Quote:According to a post by Brendan Ittelson, CTO, ZOOM, the firm will soon offer custom data routing to premium users. Specifically, every paid customer of the app will have the option to choose a particular region for routing their data.


Zoom has data centers across various regions to cater to the needs of users. They manage all the data transmission through these centers depending upon the demand. They also ensure geofencing throughout this process, as they claim.

The authenticity of this claim was questioned when researchers from the University of Toronto’s Citizen Lab found that the data for some Non-Chinese users was routed through China. In response to this research, Zoom admitted this had happened inadvertently to some extent. Yet they rectified the matter shortly after the report.

Now, Zoom offers custom data routing to the users in an attempt to rebuild users’ trust. The new feature will roll-out from April 18, 2020. As stated,

Quote:As part of its continuing efforts to regain trust following a series of privacy and security scandals, Zoom has announced that it is introducing the option for users to choose which countries their data is routed through.


The move comes after concerns were voiced at Zoom's admission that some US calls were being routed through China. The new option will allow users to opt in or out of specific data center regions; unfortunately, this feature will not be made available to everyone.

Zoom says that as of April 18, administrators and owners of paid accounts will be able to customize which data center regions their account can use for its real-time meeting traffic. The key thing to note here is that free customers will not be granted this privilege.


It is not clear why Zoom has chosen to roll this feature out on a Saturday.

Quote:Mozilla recently disclosed numerous security bugs in their Firefox browser. These include several RCE vulnerabilities in Firefox and Firefox ESR.


In the case of Firefox, the most important bug was a high-severity flaw CVE-2020-6821 leading to information disclosure.

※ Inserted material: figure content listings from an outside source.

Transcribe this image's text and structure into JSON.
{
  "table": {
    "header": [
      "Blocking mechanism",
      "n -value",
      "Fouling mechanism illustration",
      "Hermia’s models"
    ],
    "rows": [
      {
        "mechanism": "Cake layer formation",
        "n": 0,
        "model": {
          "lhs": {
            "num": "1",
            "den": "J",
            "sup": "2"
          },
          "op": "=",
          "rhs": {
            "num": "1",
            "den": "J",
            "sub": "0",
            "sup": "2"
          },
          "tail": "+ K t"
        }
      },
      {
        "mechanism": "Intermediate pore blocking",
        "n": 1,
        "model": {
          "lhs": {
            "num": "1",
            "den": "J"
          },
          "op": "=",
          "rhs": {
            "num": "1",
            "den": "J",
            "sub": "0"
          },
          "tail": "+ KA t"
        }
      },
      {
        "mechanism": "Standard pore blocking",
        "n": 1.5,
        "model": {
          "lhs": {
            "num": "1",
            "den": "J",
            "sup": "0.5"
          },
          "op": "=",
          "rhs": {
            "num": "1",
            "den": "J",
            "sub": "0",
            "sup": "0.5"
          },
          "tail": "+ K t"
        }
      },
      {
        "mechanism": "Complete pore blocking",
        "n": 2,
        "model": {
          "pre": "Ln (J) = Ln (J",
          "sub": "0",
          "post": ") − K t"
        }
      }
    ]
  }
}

Firefox ESR also exhibited two high-severity flaws affecting Android devices. The first of these CVE-2020-6828 was an Android takeover bug. Regarding this vulnerability, Mozilla explains in its advisory,

A malicious Android application could craft an Intent that would have been processed by Firefox for Android and potentially result in a file overwrite in the user’s profile directory. One exploitation vector for this would be to supply a user.js file providing arbitrary malicious preference values. Control of arbitrary preferences can lead to sufficient compromise such that it is generally equivalent to arbitrary code execution.

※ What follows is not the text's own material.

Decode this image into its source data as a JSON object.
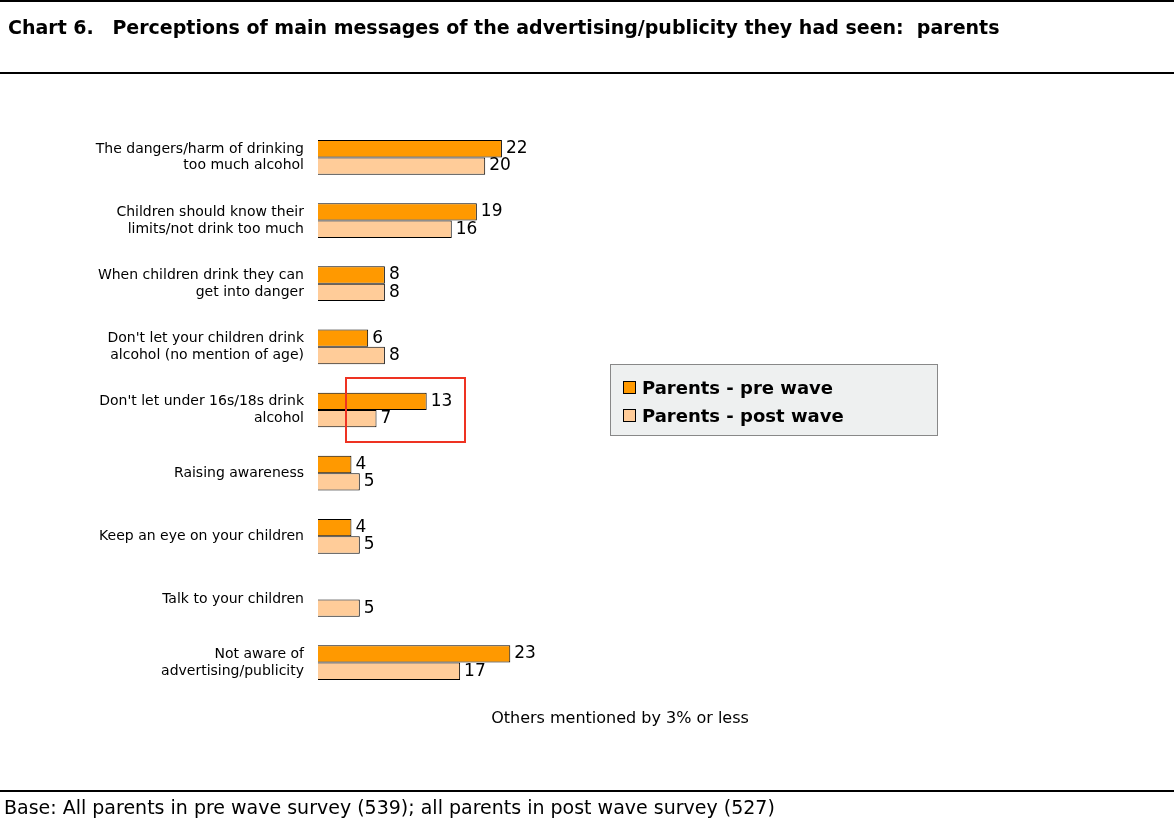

When following a link that opened an intent://-schemed URL, causing a custom tab to be opened, Firefox for Android could be tricked into displaying the incorrect URI.

Quote:Researchers from The Ohio State University, New York University, and CISPA Helmholtz Center for Information Security have conducted a detailed analysis of various mobile apps. According to the detailed shared in their research paper, thousands of Android apps exist online that contain backdoors.


In brief, they developed a tool named “InputScope” to unveil vulnerabilities and hidden behaviours of mobile applications. The tool analyzes the apps’ input validation behavior to uncover these hidden traits.

Using this tool the researchers analyzed 150,000 Android apps from various app stores. These included the top 100,000 apps from Google Play Store, top 20,000 apps from an outside app store, and 30,000 pre-installed Samsung apps. They then found thousands of these Android apps to have backdoors.